Bordering the transcendental, Mimi Lauter's soft pastel landscapes replicate a cacophony of impressions drawing from nature, memory, and art history.
Read MoreBorn in San Francisco, Mimi Lauter gained a BA from the University of California, Los Angeles in 2005, followed by an MFA from the University of California, Irvine in 2010.
Lauter's pastel works exude sentiment. Saturated in primitive tones delivered with short rhythmic strokes, the partial abstractions are brought to life with religious dedication.
Lauter's compositions are inspired by the natural world, including her garden, which she has deemed an 'ongoing, constantly changing epic mural.' There, the artist carries reflections on painting as a theatrical space where imagery and forms can be displayed.
The theatrical is recovered in Lauter's narrative compositions, which draw from memory, classical mythology, and literature. Resulting in stark landscapes, these paintings at once frame the world they seek to represent and emphasise the artificiality of painting through abstraction.
Lauter's spiritual devotion to painting manifests in painted iconography—flowers, vases, or the four elements—referencing the history of the medium. Equally present are allusions to the tradition of still life, as seen in panel paintings like Sensus Oxynation (Sunrise) (2017).
For Lauter, the contrast between still life and landscape painting echoes the tensions between death and life. Lauter's canvases aspire to replicate the space in-between, transporting viewers to a semi-mythological realm between memory and dreams.
Stark compositions like Visions of the Past and Future (2018) show dancing infernos rendered with oil and soft pastels in burnt orange and scarlet shades—a mirage perhaps, or a representation of the Anthropocene.
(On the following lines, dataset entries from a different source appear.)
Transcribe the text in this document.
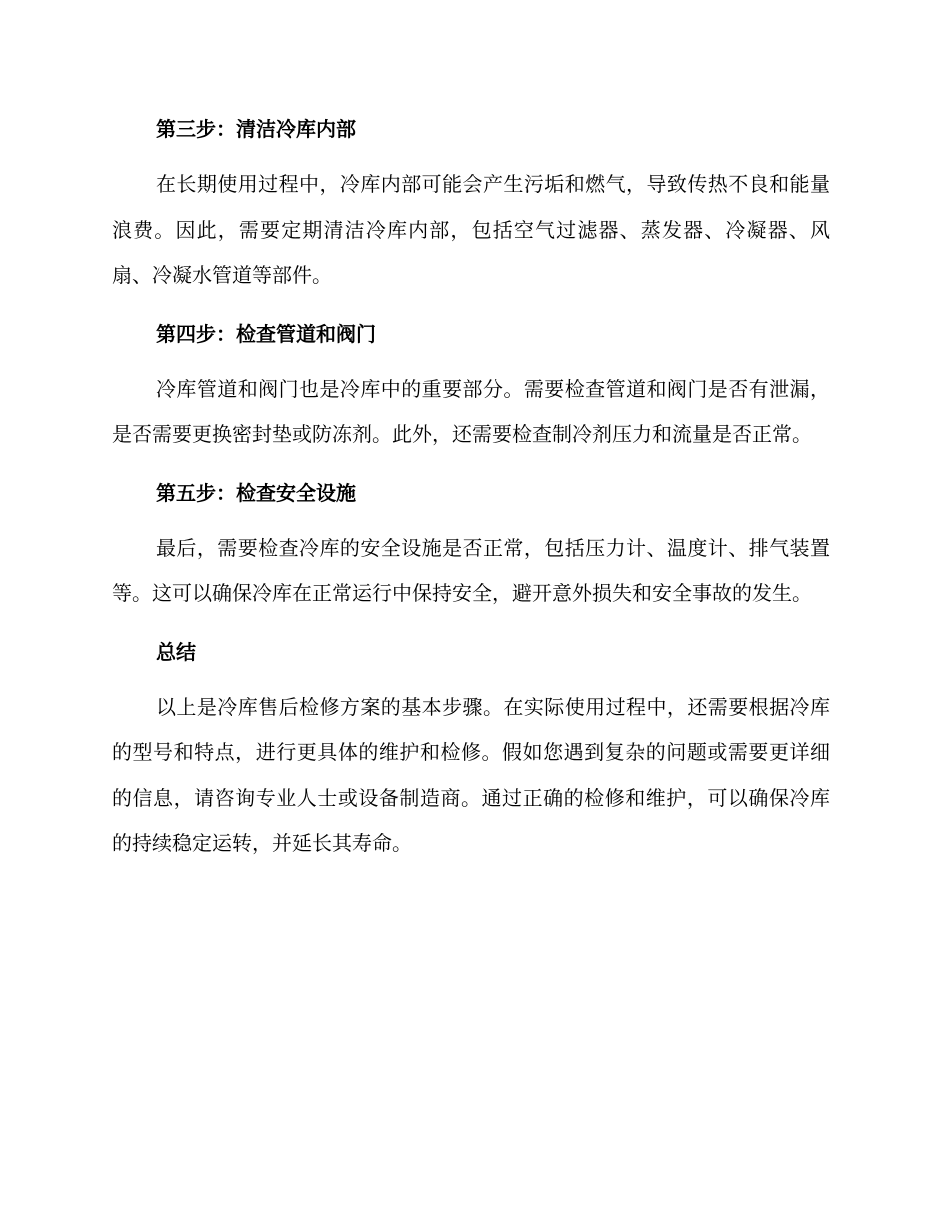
第三步：清洁冷库内部

在长期使用过程中，冷库内部可能会产生污垢和燃气，导致传热不良和能量浪费。因此，需要定期清洁冷库内部，包括空气过滤器、蒸发器、冷凝器、风扇、冷凝水管道等部件。

第四步：检查管道和阀门

冷库管道和阀门也是冷库中的重要部分。需要检查管道和阀门是否有泄漏，是否需要更换密封垫或防冻剂。此外，还需要检查制冷剂压力和流量是否正常。

第五步：检查安全设施

最后，需要检查冷库的安全设施是否正常，包括压力计、温度计、排气装置等。这可以确保冷库在正常运行中保持安全，避开意外损失和安全事故的发生。

总结

以上是冷库售后检修方案的基本步骤。在实际使用过程中，还需要根据冷库的型号和特点，进行更具体的维护和检修。假如您遇到复杂的问题或需要更详细的信息，请咨询专业人士或设备制造商。通过正确的检修和维护，可以确保冷库的持续稳定运转，并延长其寿命。
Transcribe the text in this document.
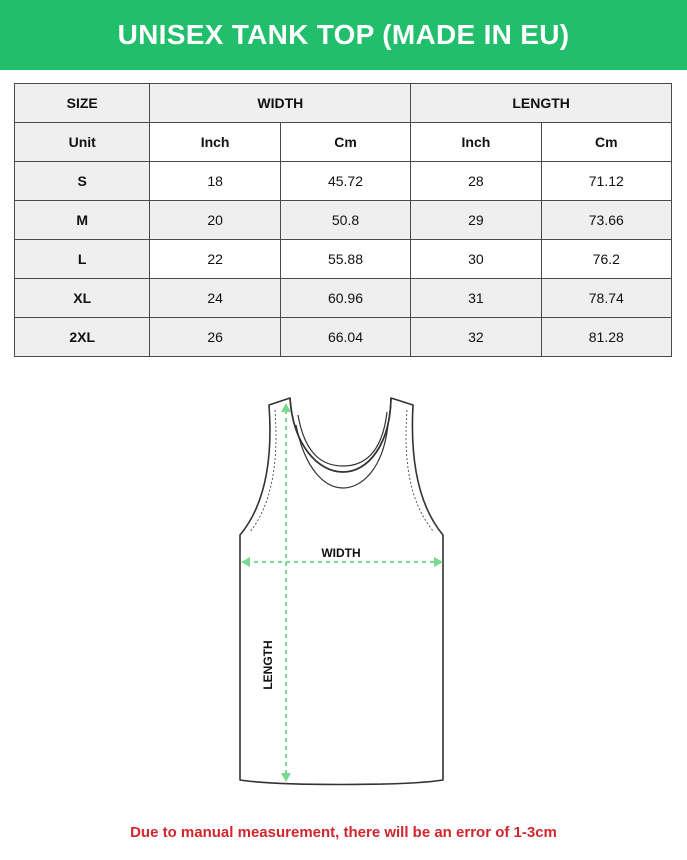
UNISEX TANK TOP (MADE IN EU)
SIZE	WIDTH		LENGTH	
Unit	Inch	Cm	Inch	Cm
S	18	45.72	28	71.12
M	20	50.8	29	73.66
L	22	55.88	30	76.2
XL	24	60.96	31	78.74
2XL	26	66.04	32	81.28
WIDTH
LENGTH
Due to manual measurement, there will be an error of 1-3cm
Lauter's textured surfaces evoke the woven nature of tapestry. Built from layers of pastel, coloured pencils, and oil paint on canvas and linen, overlapping materials create lush surfaces recalling early influences: Odilon Redon, Édouard Vuillard, and other proponents of Post-Impressionism.
This timeless quality is retained in works like Sensus Oxynation (Moonrise) (2017), a panel painting resembling an altarpiece. This work was featured in Lauter's first exhibition with Blum & Poe, Los Angeles, Sensus Oxynation (2018), which replicated the interiors of a chapel with a 24-part installation. Each wall showed clusters of chromatic paintings alluding to the artist's early influences: natural landscapes, still lifes, and spirituality.
Mimi Lauter is the recipient of the Medici Scholarship (2008), the Hans G. and Thordis W. Burkhardt Foundation Award (2005), and the Elaine Krown Klein Scholarship (2004).
Mimi Lauter's works have shown across the United States and in Europe.
Select solo exhibitions include Consequential Landscapes, Mendes Wood DM, Brussels (2021); Symphony No. 1, Blum & Poe, New York (2020); Sensus Oxynation, Blum & Poe, Los Angeles (2018); Miniatures, Shane Campbell Gallery, Chicago (2018); Dining Out, Marc Selwyn Fine Art, Los Angeles (2012); and Drawing the Weave, Hayworth Gallery, Los Angeles (2007).
Selected group exhibitions include Prospect.5, New Orleans (2021); 5,471 Miles, Blum & Poe, Los Angeles (2020); Summer Group Show I, Tig Sigfrids, Athens (2020); / (slash art), San Francisco (2019); What's Up/ London: Minimal | Maximal, Smart Fine Arts, Mayfair (2019); Selections from the Marciano Collection, Marciano Art Foundation, Los Angeles (2019); Art for Art's Sake: Selections from the Frederick R. Weisman Art Foundation, Carnegie Art Museum, Oxnard (2016); and Contemporary, Miami (2015).